Interestingly, while there are many negative side effects associated with GLP-1 drugs, some users have reported positive changes in their skin conditions. Dr. Few pointed out that these medications were initially studied for their potential to treat chronic inflammatory skin conditions, such as psoriasis. "The data on autoimmune skin conditions is very promising. That’s an area we’re going to see more talk about treating," he said. Kahn herself noted improvements in conditions like rosacea and keratosis pilaris among users.

As the beauty industry adapts, so too do consumer spending habits. Data from Circana indicates that GLP-1 users are increasingly investing in cosmetics, skincare, and even fashion, signaling a shift in how they view themselves post-weight loss. Jensen commented, "It’s showing a consumer who’s feeling good about herself, and she’s getting out there."

However, the landscape is not entirely rosy for weight-loss drug manufacturers. Novo Nordisk, the maker of Ozempic and Wegovy, recently cut its annual sales forecast due to declining market share in the U.S., attributing it to the rise of compounded versions of its drugs being produced by pharmacies. The company now expects sales growth of 13 to 21 percent in 2025, down from a previous forecast of 16 to 24 percent. CEO Lars Fruergaard Jorgensen expressed concerns about the impact of this competition on their branded GLP-1 penetration.
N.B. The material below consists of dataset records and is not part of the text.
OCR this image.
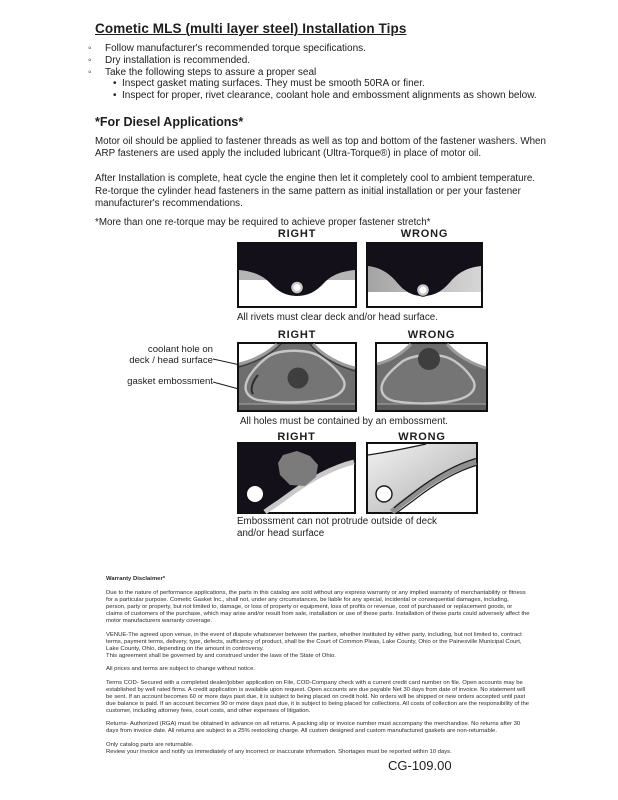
Cometic MLS (multi layer steel) Installation Tips
◦ Follow manufacturer's recommended torque specifications.
◦ Dry installation is recommended.
◦ Take the following steps to assure a proper seal
• Inspect gasket mating surfaces. They must be smooth 50RA or finer.
• Inspect for proper, rivet clearance, coolant hole and embossment alignments as shown below.
*For Diesel Applications*

Motor oil should be applied to fastener threads as well as top and bottom of the fastener washers. When ARP fasteners are used apply the included lubricant (Ultra-Torque®) in place of motor oil.

After Installation is complete, heat cycle the engine then let it completely cool to ambient temperature. Re-torque the cylinder head fasteners in the same pattern as initial installation or per your fastener manufacturer's recommendations.

*More than one re-torque may be required to achieve proper fastener stretch*

RIGHT	WRONG
All rivets must clear deck and/or head surface.
RIGHT	WRONG
coolant hole on
deck / head surface
gasket embossment
All holes must be contained by an embossment.
RIGHT	WRONG
Embossment can not protrude outside of deck
and/or head surface
Warranty Disclaimer*

Due to the nature of performance applications, the parts in this catalog are sold without any express warranty or any implied warranty of merchantability or fitness for a particular purpose. Cometic Gasket Inc., shall not, under any circumstances, be liable for any special, incidental or consequential damages, including, person, party or property, but not limited to, damage, or loss of property or equipment, loss of profits or revenue, cost of purchased or replacement goods, or claims of customers of the purchase, which may arise and/or result from sale, installation or use of these parts. Installation of these parts could adversely affect the motor manufacturers warranty coverage.

VENUE-The agreed upon venue, in the event of dispute whatsoever between the parties, whether instituted by either party, including, but not limited to, contract terms, payment terms, delivery, type, defects, sufficiency of product, shall be the Court of Common Pleas, Lake County, Ohio or the Painesville Municipal Court, Lake County, Ohio, depending on the amount in controversy.

This agreement shall be governed by and construed under the laws of the State of Ohio.

All prices and terms are subject to change without notice.

Terms COD- Secured with a completed dealer/jobber application on File, COD-Company check with a current credit card number on file. Open accounts may be established by well rated firms. A credit application is available upon request. Open accounts are due payable Net 30 days from date of invoice. No statement will be sent. If an account becomes 60 or more days past due, it is subject to being placed on credit hold. No orders will be shipped or new orders accepted until past due balance is paid. If an account becomes 90 or more days past due, it is subject to being placed for collections. All costs of collection are the responsibility of the customer, including attorney fees, court costs, and other expenses of litigation.

Returns- Authorized (RGA) must be obtained in advance on all returns. A packing slip or invoice number must accompany the merchandise. No returns after 30 days from invoice date. All returns are subject to a 25% restocking charge. All custom designed and custom manufactured gaskets are non-returnable.

Only catalog parts are returnable.

Review your invoice and notify us immediately of any incorrect or inaccurate information. Shortages must be reported within 10 days.

CG-109.00
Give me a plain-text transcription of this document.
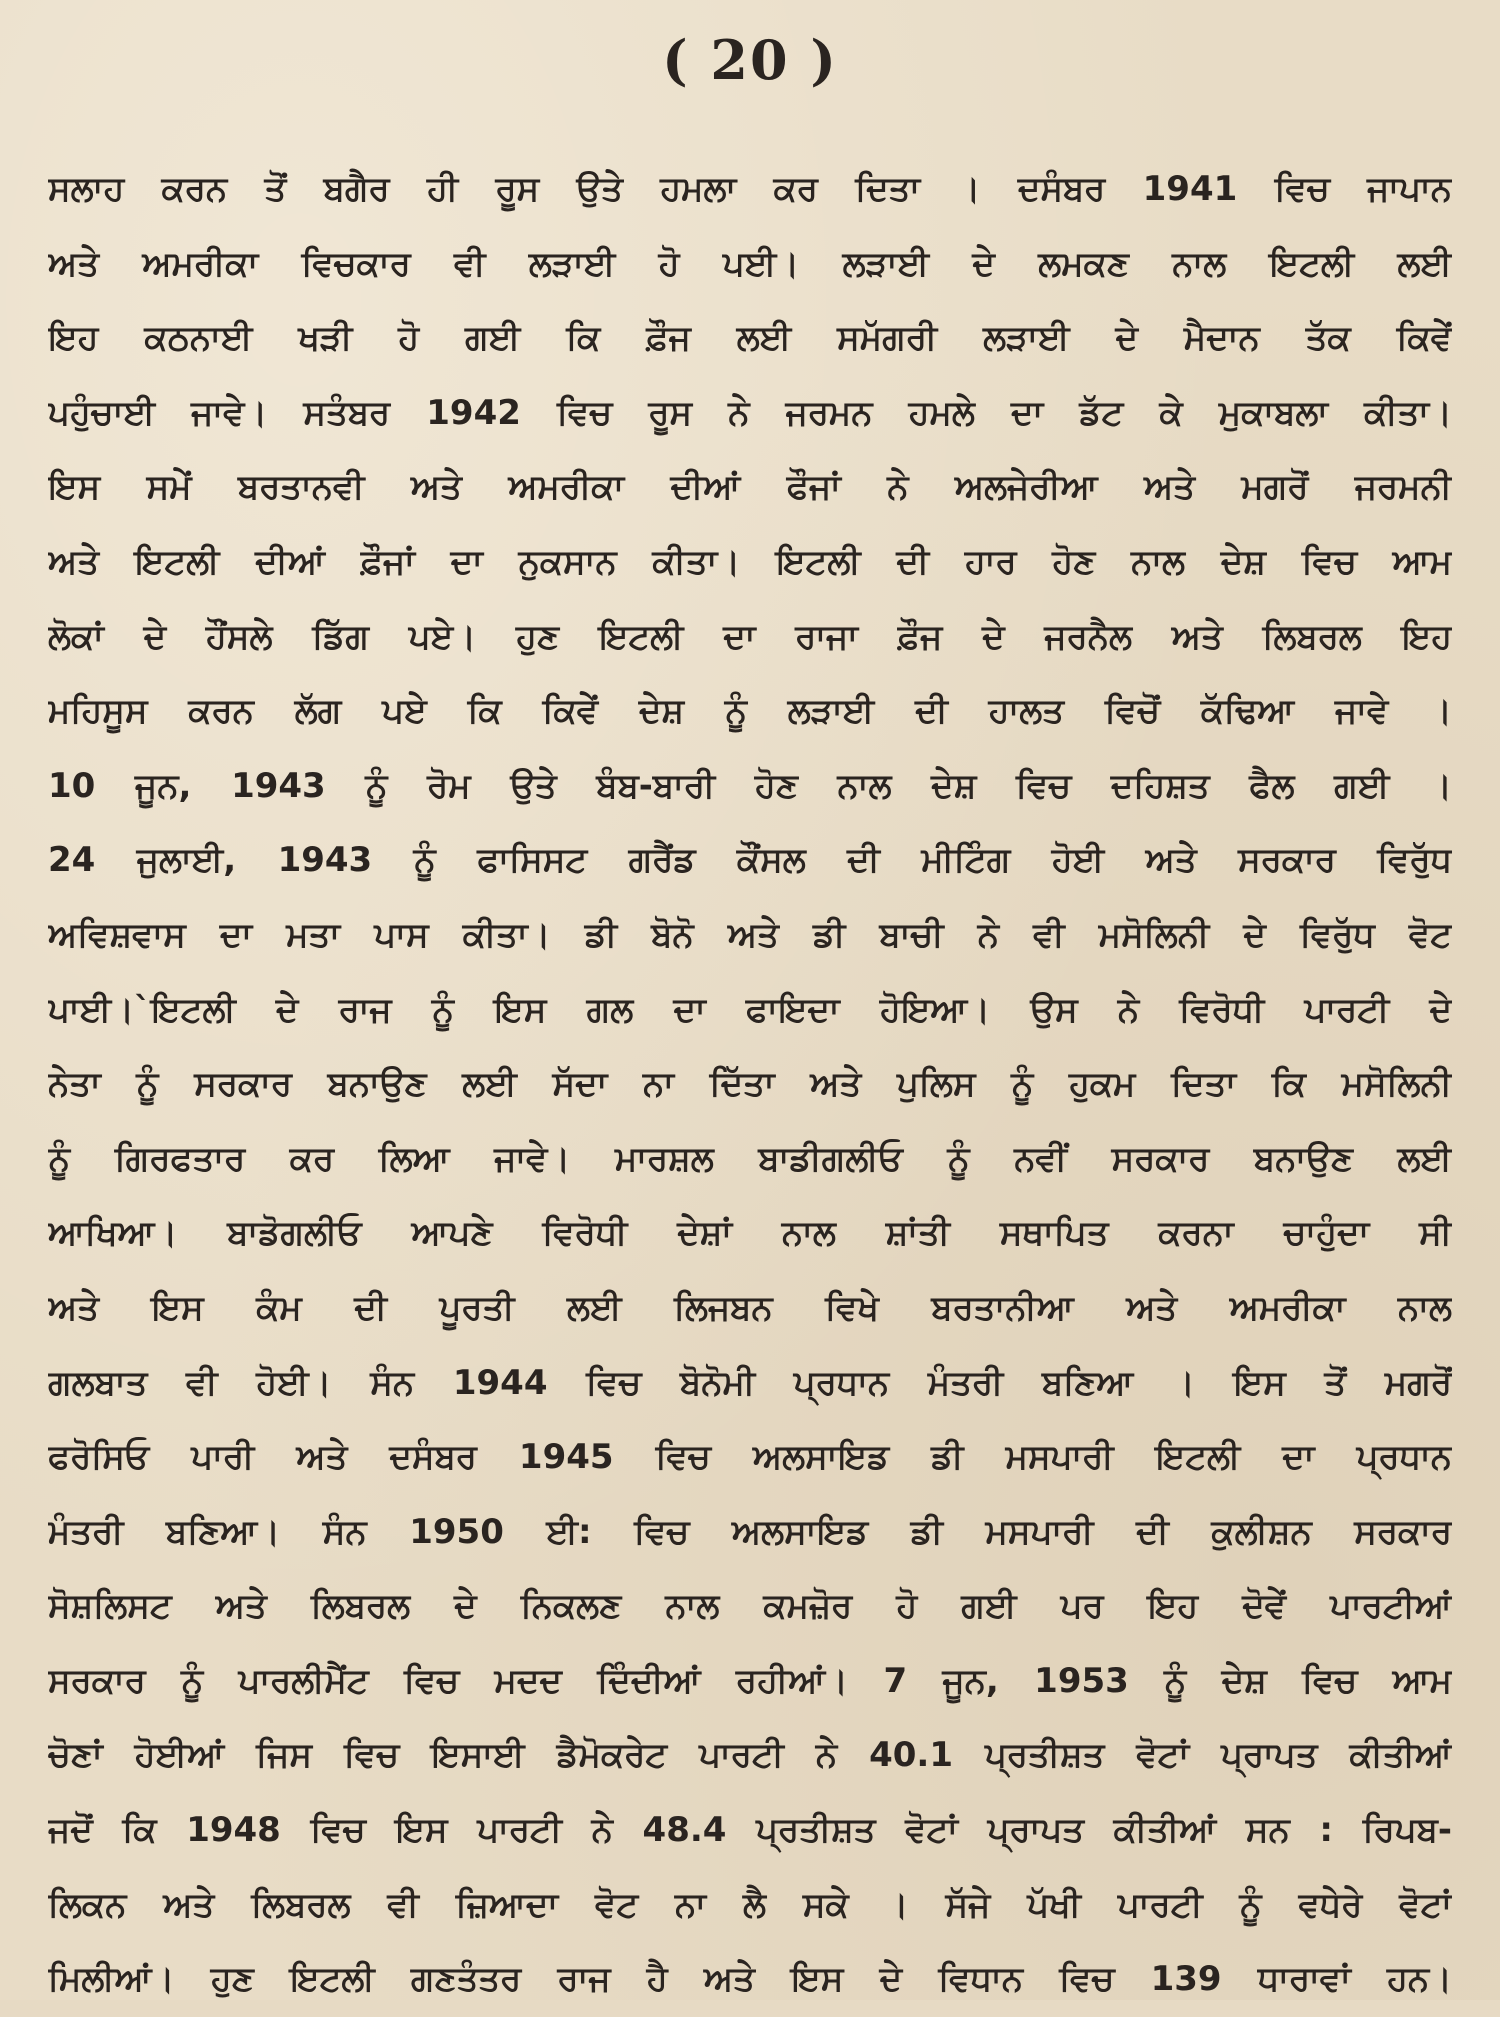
( 20 )
ਸਲਾਹ ਕਰਨ ਤੋਂ ਬਗੈਰ ਹੀ ਰੂਸ ਉਤੇ ਹਮਲਾ ਕਰ ਦਿਤਾ । ਦਸੰਬਰ 1941 ਵਿਚ ਜਾਪਾਨ
ਅਤੇ ਅਮਰੀਕਾ ਵਿਚਕਾਰ ਵੀ ਲੜਾਈ ਹੋ ਪਈ। ਲੜਾਈ ਦੇ ਲਮਕਣ ਨਾਲ ਇਟਲੀ ਲਈ
ਇਹ ਕਠਨਾਈ ਖੜੀ ਹੋ ਗਈ ਕਿ ਫ਼ੌਜ ਲਈ ਸਮੱਗਰੀ ਲੜਾਈ ਦੇ ਮੈਦਾਨ ਤੱਕ ਕਿਵੇਂ
ਪਹੁੰਚਾਈ ਜਾਵੇ। ਸਤੰਬਰ 1942 ਵਿਚ ਰੂਸ ਨੇ ਜਰਮਨ ਹਮਲੇ ਦਾ ਡੱਟ ਕੇ ਮੁਕਾਬਲਾ ਕੀਤਾ।
ਇਸ ਸਮੇਂ ਬਰਤਾਨਵੀ ਅਤੇ ਅਮਰੀਕਾ ਦੀਆਂ ਫੌਜਾਂ ਨੇ ਅਲਜੇਰੀਆ ਅਤੇ ਮਗਰੋਂ ਜਰਮਨੀ
ਅਤੇ ਇਟਲੀ ਦੀਆਂ ਫ਼ੌਜਾਂ ਦਾ ਨੁਕਸਾਨ ਕੀਤਾ। ਇਟਲੀ ਦੀ ਹਾਰ ਹੋਣ ਨਾਲ ਦੇਸ਼ ਵਿਚ ਆਮ
ਲੋਕਾਂ ਦੇ ਹੌਂਸਲੇ ਡਿੱਗ ਪਏ। ਹੁਣ ਇਟਲੀ ਦਾ ਰਾਜਾ ਫ਼ੌਜ ਦੇ ਜਰਨੈਲ ਅਤੇ ਲਿਬਰਲ ਇਹ
ਮਹਿਸੂਸ ਕਰਨ ਲੱਗ ਪਏ ਕਿ ਕਿਵੇਂ ਦੇਸ਼ ਨੂੰ ਲੜਾਈ ਦੀ ਹਾਲਤ ਵਿਚੋਂ ਕੱਢਿਆ ਜਾਵੇ ।
10 ਜੂਨ, 1943 ਨੂੰ ਰੋਮ ਉਤੇ ਬੰਬ-ਬਾਰੀ ਹੋਣ ਨਾਲ ਦੇਸ਼ ਵਿਚ ਦਹਿਸ਼ਤ ਫੈਲ ਗਈ ।
24 ਜੁਲਾਈ, 1943 ਨੂੰ ਫਾਸਿਸਟ ਗਰੈਂਡ ਕੌਂਸਲ ਦੀ ਮੀਟਿੰਗ ਹੋਈ ਅਤੇ ਸਰਕਾਰ ਵਿਰੁੱਧ
ਅਵਿਸ਼ਵਾਸ ਦਾ ਮਤਾ ਪਾਸ ਕੀਤਾ। ਡੀ ਬੋਨੋ ਅਤੇ ਡੀ ਬਾਚੀ ਨੇ ਵੀ ਮਸੋਲਿਨੀ ਦੇ ਵਿਰੁੱਧ ਵੋਟ
ਪਾਈ।`ਇਟਲੀ ਦੇ ਰਾਜ ਨੂੰ ਇਸ ਗਲ ਦਾ ਫਾਇਦਾ ਹੋਇਆ। ਉਸ ਨੇ ਵਿਰੋਧੀ ਪਾਰਟੀ ਦੇ
ਨੇਤਾ ਨੂੰ ਸਰਕਾਰ ਬਨਾਉਣ ਲਈ ਸੱਦਾ ਨਾ ਦਿੱਤਾ ਅਤੇ ਪੁਲਿਸ ਨੂੰ ਹੁਕਮ ਦਿਤਾ ਕਿ ਮਸੋਲਿਨੀ
ਨੂੰ ਗਿਰਫਤਾਰ ਕਰ ਲਿਆ ਜਾਵੇ। ਮਾਰਸ਼ਲ ਬਾਡੀਗਲੀਓ ਨੂੰ ਨਵੀਂ ਸਰਕਾਰ ਬਨਾਉਣ ਲਈ
ਆਖਿਆ। ਬਾਡੋਗਲੀਓ ਆਪਣੇ ਵਿਰੋਧੀ ਦੇਸ਼ਾਂ ਨਾਲ ਸ਼ਾਂਤੀ ਸਥਾਪਿਤ ਕਰਨਾ ਚਾਹੁੰਦਾ ਸੀ
ਅਤੇ ਇਸ ਕੰਮ ਦੀ ਪੂਰਤੀ ਲਈ ਲਿਜਬਨ ਵਿਖੇ ਬਰਤਾਨੀਆ ਅਤੇ ਅਮਰੀਕਾ ਨਾਲ
ਗਲਬਾਤ ਵੀ ਹੋਈ। ਸੰਨ 1944 ਵਿਚ ਬੋਨੋਮੀ ਪ੍ਰਧਾਨ ਮੰਤਰੀ ਬਣਿਆ । ਇਸ ਤੋਂ ਮਗਰੋਂ
ਫਰੋਸਿਓ ਪਾਰੀ ਅਤੇ ਦਸੰਬਰ 1945 ਵਿਚ ਅਲਸਾਇਡ ਡੀ ਮਸਪਾਰੀ ਇਟਲੀ ਦਾ ਪ੍ਰਧਾਨ
ਮੰਤਰੀ ਬਣਿਆ। ਸੰਨ 1950 ਈ: ਵਿਚ ਅਲਸਾਇਡ ਡੀ ਮਸਪਾਰੀ ਦੀ ਕੁਲੀਸ਼ਨ ਸਰਕਾਰ
ਸੋਸ਼ਲਿਸਟ ਅਤੇ ਲਿਬਰਲ ਦੇ ਨਿਕਲਣ ਨਾਲ ਕਮਜ਼ੋਰ ਹੋ ਗਈ ਪਰ ਇਹ ਦੋਵੇਂ ਪਾਰਟੀਆਂ
ਸਰਕਾਰ ਨੂੰ ਪਾਰਲੀਮੈਂਟ ਵਿਚ ਮਦਦ ਦਿੰਦੀਆਂ ਰਹੀਆਂ। 7 ਜੂਨ, 1953 ਨੂੰ ਦੇਸ਼ ਵਿਚ ਆਮ
ਚੋਣਾਂ ਹੋਈਆਂ ਜਿਸ ਵਿਚ ਇਸਾਈ ਡੈਮੋਕਰੇਟ ਪਾਰਟੀ ਨੇ 40.1 ਪ੍ਰਤੀਸ਼ਤ ਵੋਟਾਂ ਪ੍ਰਾਪਤ ਕੀਤੀਆਂ
ਜਦੋਂ ਕਿ 1948 ਵਿਚ ਇਸ ਪਾਰਟੀ ਨੇ 48.4 ਪ੍ਰਤੀਸ਼ਤ ਵੋਟਾਂ ਪ੍ਰਾਪਤ ਕੀਤੀਆਂ ਸਨ : ਰਿਪਬ-
ਲਿਕਨ ਅਤੇ ਲਿਬਰਲ ਵੀ ਜ਼ਿਆਦਾ ਵੋਟ ਨਾ ਲੈ ਸਕੇ । ਸੱਜੇ ਪੱਖੀ ਪਾਰਟੀ ਨੂੰ ਵਧੇਰੇ ਵੋਟਾਂ
ਮਿਲੀਆਂ। ਹੁਣ ਇਟਲੀ ਗਣਤੰਤਰ ਰਾਜ ਹੈ ਅਤੇ ਇਸ ਦੇ ਵਿਧਾਨ ਵਿਚ 139 ਧਾਰਾਵਾਂ ਹਨ।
In addition to Novo Nordisk’s challenges, the company is also facing competition from Eli Lilly, which produces another anti-obesity injection, Zepbound. Following a successful clinical trial of a new treatment, Novo Nordisk’s shares have experienced volatility, reflecting the competitive pressures in this burgeoning market.

As the market for GLP-1 drugs continues to expand, so too does the conversation around their side effects and the subsequent beauty trends. With innovative products and treatments emerging to address the unique needs of users, the intersection of health and beauty is set to evolve dramatically in the coming years. As Dr. Few aptly put it, "We’re only at the beginning stages of what this is going to be. There’s so much potential with where this could go."